Nathan Silver’s films have screened around the world, including Sundance, Berlinale, MoMa, and La Cinémathèque Française, with Four by Nathan Silver currently streaming on Metrograph At Home. Sony Pictures Classics is releasing his latest, Between the Temples.
Rachel Handler SELECTS
The Headless Woman
The Headless Woman, dir. Lucrecia Martel, 2008
This movie feels like-and quite literally is about-getting a medium-grade head injury. It’s deeply unsettling, disorienting, and mysterious, touching on guilt, class, delusion, death, morality, bad hair dye, incestuous family dynamics, and why you should get the fuck off your cell phone. Martel demands your undivided attention here, you concussed fool, and if you don’t give it, you will be the wrong amount of confused. Every frame is packed with layers of visual information and rich metaphor; every blurry background movement is meaningful; every expression that flits quietly across the face of the incredible Maria Onetto or bit of overheard dialogue is integral. Though it’s ostensibly centered on an upper-class Argentinian woman named Vero (Onetto) who hits something unknown with her car and finds her life and mind slowly unraveling, the movie is most alive in its corners, where seemingly insignificant childhood dramas play out, where moms gossip about contaminated swimming pools, where ignored household servants exchange pointed glances, where ghosts briefly shimmer. Quotidian and banal, harrowing and haunting all at once, this is a movie that teaches you how to watch movies and how not to drive.

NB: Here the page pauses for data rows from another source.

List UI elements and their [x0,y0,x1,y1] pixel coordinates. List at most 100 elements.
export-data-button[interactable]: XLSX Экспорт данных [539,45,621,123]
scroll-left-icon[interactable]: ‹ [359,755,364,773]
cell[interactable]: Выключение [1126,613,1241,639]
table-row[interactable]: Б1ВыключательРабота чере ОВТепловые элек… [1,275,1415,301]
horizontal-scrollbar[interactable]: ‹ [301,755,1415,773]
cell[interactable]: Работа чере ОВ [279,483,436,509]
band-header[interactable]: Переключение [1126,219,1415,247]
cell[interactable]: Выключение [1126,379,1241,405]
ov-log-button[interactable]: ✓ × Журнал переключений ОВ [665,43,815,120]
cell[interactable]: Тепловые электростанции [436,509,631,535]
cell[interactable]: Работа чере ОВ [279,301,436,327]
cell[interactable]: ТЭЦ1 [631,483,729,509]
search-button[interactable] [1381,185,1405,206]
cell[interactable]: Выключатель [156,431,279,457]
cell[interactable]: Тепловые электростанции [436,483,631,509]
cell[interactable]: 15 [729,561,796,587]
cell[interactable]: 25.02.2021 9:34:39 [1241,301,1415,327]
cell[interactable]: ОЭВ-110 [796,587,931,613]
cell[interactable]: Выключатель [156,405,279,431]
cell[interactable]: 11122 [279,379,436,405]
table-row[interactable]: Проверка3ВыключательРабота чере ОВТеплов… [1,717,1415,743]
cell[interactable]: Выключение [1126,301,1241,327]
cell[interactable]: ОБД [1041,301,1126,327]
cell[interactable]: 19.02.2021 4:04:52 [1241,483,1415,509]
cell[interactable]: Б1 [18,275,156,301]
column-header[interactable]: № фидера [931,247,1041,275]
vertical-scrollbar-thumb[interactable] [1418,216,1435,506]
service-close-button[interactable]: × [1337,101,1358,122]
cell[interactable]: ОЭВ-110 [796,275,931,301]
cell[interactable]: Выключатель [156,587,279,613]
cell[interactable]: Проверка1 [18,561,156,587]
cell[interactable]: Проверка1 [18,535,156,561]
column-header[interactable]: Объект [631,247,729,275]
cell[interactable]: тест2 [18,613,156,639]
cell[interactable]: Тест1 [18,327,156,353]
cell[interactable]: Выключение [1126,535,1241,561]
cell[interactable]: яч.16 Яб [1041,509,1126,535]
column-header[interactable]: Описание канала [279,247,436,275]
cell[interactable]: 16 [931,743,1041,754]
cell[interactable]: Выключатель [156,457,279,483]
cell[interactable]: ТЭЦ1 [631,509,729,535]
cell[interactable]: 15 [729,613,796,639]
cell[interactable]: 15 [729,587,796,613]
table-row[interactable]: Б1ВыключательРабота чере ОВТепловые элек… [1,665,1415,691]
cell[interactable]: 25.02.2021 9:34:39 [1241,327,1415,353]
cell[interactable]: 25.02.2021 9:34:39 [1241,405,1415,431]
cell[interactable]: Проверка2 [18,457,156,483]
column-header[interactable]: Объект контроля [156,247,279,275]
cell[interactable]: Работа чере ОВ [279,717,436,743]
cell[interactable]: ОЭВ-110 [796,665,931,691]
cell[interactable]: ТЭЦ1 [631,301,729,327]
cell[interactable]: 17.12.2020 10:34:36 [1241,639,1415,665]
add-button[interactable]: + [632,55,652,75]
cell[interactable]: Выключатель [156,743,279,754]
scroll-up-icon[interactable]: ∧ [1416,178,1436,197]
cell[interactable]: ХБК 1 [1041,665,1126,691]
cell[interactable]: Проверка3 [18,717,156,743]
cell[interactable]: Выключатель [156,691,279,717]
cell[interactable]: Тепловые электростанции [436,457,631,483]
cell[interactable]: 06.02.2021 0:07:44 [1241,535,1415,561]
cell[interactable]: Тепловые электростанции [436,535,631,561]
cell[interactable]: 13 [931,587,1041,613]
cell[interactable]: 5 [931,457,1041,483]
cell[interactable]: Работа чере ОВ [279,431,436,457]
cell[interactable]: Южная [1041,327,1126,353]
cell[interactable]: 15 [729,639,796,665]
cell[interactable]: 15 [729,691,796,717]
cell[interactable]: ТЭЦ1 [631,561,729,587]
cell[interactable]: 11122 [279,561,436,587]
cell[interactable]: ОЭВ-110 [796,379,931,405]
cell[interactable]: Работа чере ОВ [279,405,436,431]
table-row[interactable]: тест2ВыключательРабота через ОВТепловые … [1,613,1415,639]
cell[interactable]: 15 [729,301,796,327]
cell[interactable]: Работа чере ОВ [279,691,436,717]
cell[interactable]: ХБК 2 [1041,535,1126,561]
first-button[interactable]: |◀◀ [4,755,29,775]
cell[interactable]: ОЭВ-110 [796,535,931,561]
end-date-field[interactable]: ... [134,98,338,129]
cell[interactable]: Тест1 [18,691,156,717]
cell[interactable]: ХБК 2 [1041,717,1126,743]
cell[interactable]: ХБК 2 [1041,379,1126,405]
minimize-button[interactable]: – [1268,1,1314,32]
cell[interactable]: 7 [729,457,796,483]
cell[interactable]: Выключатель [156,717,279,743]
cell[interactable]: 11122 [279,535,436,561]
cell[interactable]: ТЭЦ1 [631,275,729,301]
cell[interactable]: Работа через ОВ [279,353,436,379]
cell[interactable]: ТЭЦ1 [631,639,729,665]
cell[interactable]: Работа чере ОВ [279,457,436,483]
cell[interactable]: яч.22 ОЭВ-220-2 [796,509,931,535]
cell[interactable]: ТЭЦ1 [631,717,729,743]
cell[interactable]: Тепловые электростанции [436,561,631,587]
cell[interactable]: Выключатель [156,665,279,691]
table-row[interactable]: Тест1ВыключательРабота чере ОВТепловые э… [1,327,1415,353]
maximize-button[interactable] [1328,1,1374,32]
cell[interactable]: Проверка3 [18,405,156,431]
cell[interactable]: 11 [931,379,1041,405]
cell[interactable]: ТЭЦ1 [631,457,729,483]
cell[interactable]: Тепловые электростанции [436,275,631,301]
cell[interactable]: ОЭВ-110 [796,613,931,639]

Rachel Handler is a features writer at Vulture and New York Magazine who covers movies, TV, music, and pop culture. She was nominated for a James Beard Award in 2020.
Natalia Winkelman selects
Once Upon a Time in Anatolia
Once Upon a Time in Anatolia, dir. Nuri Bilge Ceylan, 2011
A film haunted by binaries: life and death, of course, but also light and dark, expanse and confinement, hinterland and cityscape. This sixth feature from Ceylan follows a cavalcade of law enforcement officials as they traverse the Turkish hills in search of a dead body. But like limestone eroding to reveal ancient carvings (one bas-relief face appears in the film), the story eventually gives way to an absorbing psychological study. Come for the chiaroscuro and tableaux, stay for the meditation on what it means to be human. Did I mention it’s also very funny?
WATCH ONCE UPON A TIME IN ANATOLIA
Natalia Winkelman is a film critic based in Brooklyn. She is a frequent contributor to The New York Times and The Boston Globe.